Nona Cree Smith, Gazette Contributor 

One of our favorite childhood movies takes us from the black and white world of Kansas to a technicolor land where the skies are blue, dreams come true, and “troubles melt like lemon drops.” That wonderful place, of course, awaits us somewhere over the rainbow. But long before Dorothy set off to see the Wizard, rainbows have captured vivid imaginations and been romanticized since the dawn of man.

The Incas believed that rainbows were a gift from the Sun god, ancient Arabians saw them as sky tapestries woven by the south wind, and both Navajo and Norse sages told stories of radiant, glowing acres of color bridging the gulf between heaven and earth. Many people see rainbows as God’s covenant to Noah not to flood the Earth again.

Across the ages and cultures, rainbows have represented good luck, prosperity, renewed hope, forgiveness and foretold of magical events. Who hasn’t wished to discover the fabled pot of gold at the end of the rainbow? While the treasure has yet to be found and verified, the fleeting beauty of rainbows continues to fascinate and inspire.

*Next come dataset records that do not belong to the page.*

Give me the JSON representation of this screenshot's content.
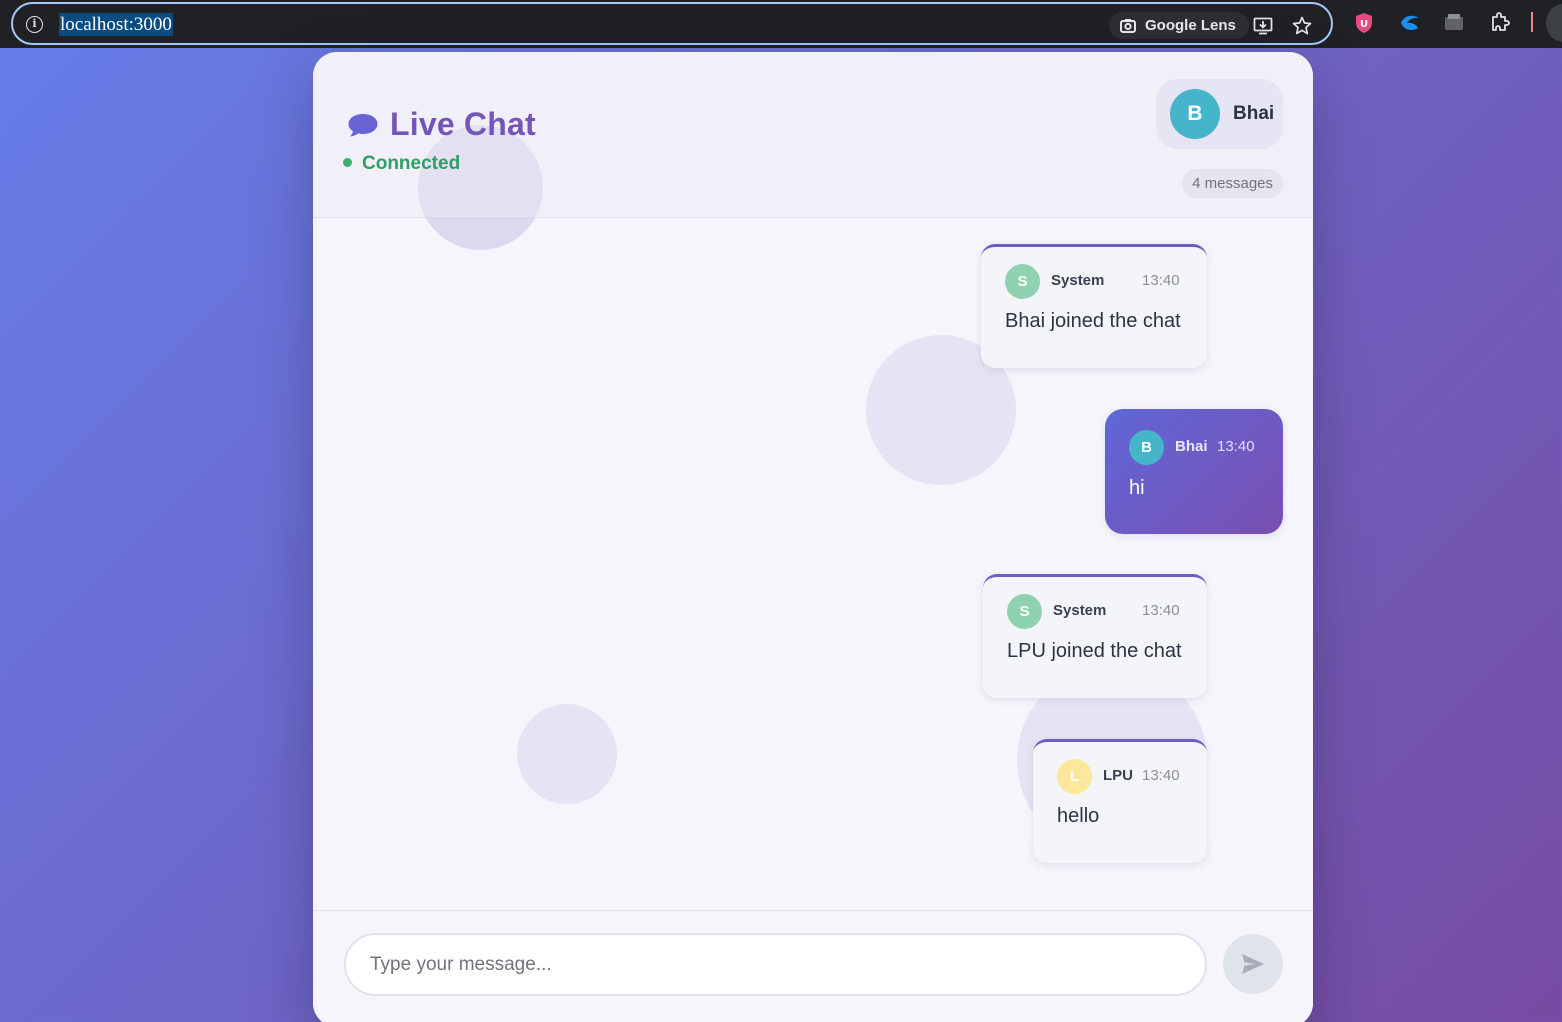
{
  "browser": {
    "url": "localhost:3000",
    "lens_label": "Google Lens"
  },
  "header": {
    "title": "Live Chat",
    "status": "Connected",
    "user": {
      "initial": "B",
      "name": "Bhai",
      "avatar_color": "#45b5c9"
    },
    "message_count": "4 messages"
  },
  "messages": [
    {
      "initial": "S",
      "sender": "System",
      "time": "13:40",
      "text": "Bhai joined the chat",
      "avatar_color": "#8fd1b0"
    },
    {
      "initial": "B",
      "sender": "Bhai",
      "time": "13:40",
      "text": "hi",
      "avatar_color": "#45b5c9",
      "own": true
    },
    {
      "initial": "S",
      "sender": "System",
      "time": "13:40",
      "text": "LPU joined the chat",
      "avatar_color": "#8fd1b0"
    },
    {
      "initial": "L",
      "sender": "LPU",
      "time": "13:40",
      "text": "hello",
      "avatar_color": "#fde79a"
    }
  ],
  "composer": {
    "placeholder": "Type your message...",
    "value": ""
  },
  "colors": {
    "accent": "#7555b8",
    "connected": "#2f9e64",
    "gradient_start": "#667eea",
    "gradient_end": "#764ba2"
  }
}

The ancient Greeks worshipped the Olympian gods of which Iris was personified by a rainbow. In Homer’s “Iliad,” Iris relayed messages from the ruling gods, Zeus and Hera, to other gods and to mortals. According to Greek poet Hesiod, she also carried water from the River Styx, which acted as an ancient truth serum. Whoever drank the water and lies, was severely punished. Her influence lives on in such words as “iridescence” and the beautiful Iris flower.